Genealogical data is MUCH more than just information about individual persons. Genealogical data is built upon events found in source documents (e.g. birth certificate, family bible, diploma, tombstone, photograph, obituary, etc.).
An Event is the combination of:
document type: birth, death, burial, graduation, license, etc.
point in time: some type of calendar reference
geographical place: city, state, country, building, cemetery, etc.
names: full names of all persons and/or entities (e.g. organizations, companies, etc.) involved
roles played by each person involved in the event: newborn, doctor, deceased, minister, witness, bride, plaintiff, etc.
This may sound incredibly crazy to you, but each source document and event combination should be treated as a separate piece of data (a.k.a. an extraction). It should NOT be directly associated with a specific person.
Each extraction should be tied to another extraction via some conclusion (a.k.a. assertion) as determined by the researcher. And, the justification of this assertion (i.e. what basis/facts allowed it to be determined) should be duly recorded. This allows other researchers to see how the original researcher made the conclusion.
To get a better understanding of how genealogical data is built from layers, look at the below pyramid. The base of all genealogical data, of course, is source documents. The information must be found somewhere, even if it is someone else's memory. Each layer built upon the source document is how each researcher deals with the data. Eventually the layers produce persons and family units.
The combination of persons and families can be used to generate reports, lists and books to explain the family history to other persons. If all is documented properly, then anyone who wishes will know where to find all source documents plus know how all conclusions/assertions were made by previous researchers.
To see a detailed document that was created by a committee of professional genealogists about this subject, click here [GenTech data model].
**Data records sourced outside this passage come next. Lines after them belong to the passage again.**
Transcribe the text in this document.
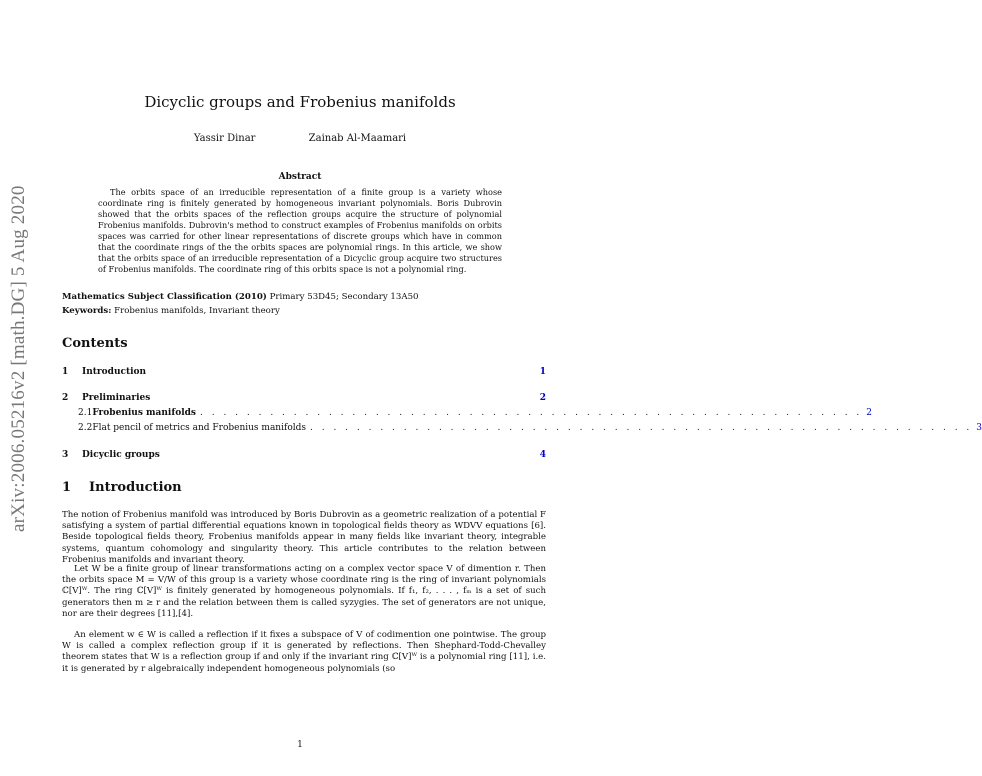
arXiv:2006.05216v2 [math.DG] 5 Aug 2020
Dicyclic groups and Frobenius manifolds
Yassir Dinar	Zainab Al-Maamari
Abstract
The orbits space of an irreducible representation of a finite group is a variety whose coordinate ring is finitely generated by homogeneous invariant polynomials. Boris Dubrovin showed that the orbits spaces of the reflection groups acquire the structure of polynomial Frobenius manifolds. Dubrovin's method to construct examples of Frobenius manifolds on orbits spaces was carried for other linear representations of discrete groups which have in common that the coordinate rings of the the orbits spaces are polynomial rings. In this article, we show that the orbits space of an irreducible representation of a Dicyclic group acquire two structures of Frobenius manifolds. The coordinate ring of this orbits space is not a polynomial ring.
Mathematics Subject Classification (2010) Primary 53D45; Secondary 13A50
Keywords: Frobenius manifolds, Invariant theory
Contents
1	Introduction	1
2	Preliminaries	2
2.1 Frobenius manifolds . . . . . . . . . . . . . . . . . . . . . . . . . . . . . . . . . . . . . . . . . . . . . . . . . . . . . . . . . 2
2.2 Flat pencil of metrics and Frobenius manifolds . . . . . . . . . . . . . . . . . . . . . . . . . . . . . . . . . . . . . . . . . . . . . . . . . . . . . . . . . 3
3	Dicyclic groups	4
1 Introduction
The notion of Frobenius manifold was introduced by Boris Dubrovin as a geometric realization of a potential F satisfying a system of partial differential equations known in topological fields theory as WDVV equations [6]. Beside topological fields theory, Frobenius manifolds appear in many fields like invariant theory, integrable systems, quantum cohomology and singularity theory. This article contributes to the relation between Frobenius manifolds and invariant theory.
Let W be a finite group of linear transformations acting on a complex vector space V of dimention r. Then the orbits space M = V/W of this group is a variety whose coordinate ring is the ring of invariant polynomials ℂ[V]ᵂ. The ring ℂ[V]ᵂ is finitely generated by homogeneous polynomials. If f₁, f₂, . . . , fₘ is a set of such generators then m ≥ r and the relation between them is called syzygies. The set of generators are not unique, nor are their degrees [11],[4].
An element w ∈ W is called a reflection if it fixes a subspace of V of codimention one pointwise. The group W is called a complex reflection group if it is generated by reflections. Then Shephard-Todd-Chevalley theorem states that W is a reflection group if and only if the invariant ring ℂ[V]ᵂ is a polynomial ring [11], i.e. it is generated by r algebraically independent homogeneous polynomials (so
1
Click here [GDMUML] to read a discussion about Genealogical Data Models in UML (Unified Modeling Language).
Recap of the definition of each of the data layers in the pyramid:
Source Documents: they are the foundation for all genealogical information, especially primary documents. (click here [record types] to see a separate section for a list of document types) Examples: a birth certificate, a college diploma, a photograph, an obituary, a city directory listing.
Extraction: each piece of information is separately extracted from a Source Document. Each extraction usually contains a data type (e.g. birth, will, graduation, etc.), date, place, and name of persons/entities involved. Each extraction stands on its own, separate from all other extractions. Extreme care should be taken to record the data EXACTLY as it is found in the source document. Special notes by the researcher can be added but should be clearly indicated that the addition was made by the researcher. Examples: birth, christening, job held, burial.
Assertion: through the use of some type of implicit or explicit proof (a.k.a. a conclusion or an assertion) two Extractions are declared to be for the same individual. The justification as to HOW the research arrived at the assertion should be recorded. Examples: a birth certificate and a marriage certificate, a birth certificate and a burial record, a marriage record and a land transaction.
Person: through the use of some type of proof and/or conclusion, two or more Assertions for the same person are used to build a dossier or profile of one individual – a Person. Most genealogical software begin at this level for the data entry. The justification as to HOW the research arrived at the conclusion should be recorded.
Relationship: through the use of some type of proof or conclusion, two Persons are declared to be related in some way (e.g. parent-child, husband-wife, brother-sister, neighbors, business associates, etc.). The justification as to HOW the research arrived at the conclusion should be recorded.
Family: by virtue of their Relationships, two or more Persons are determined to be part of the same family.
List/Book/Report: using selected Persons and their Relationships in Families, a multitude of reports and lists, including entire books, can be generated. They can then be distributed to other persons, libraries, genealogical societies and web sites.
Justification: this is the list of reasons/justifications/conclusions used by researchers to specify that two Extractions are for the same individual, or, specify the joining of two Assertions for the same Person, or, specify the joining of two Persons in a Relationship.
Note: when you do the exercise in the section with the example pedigree, it has five extractions (3 births and 2 deaths) and three relationships (1 marriage and 2 parent-child).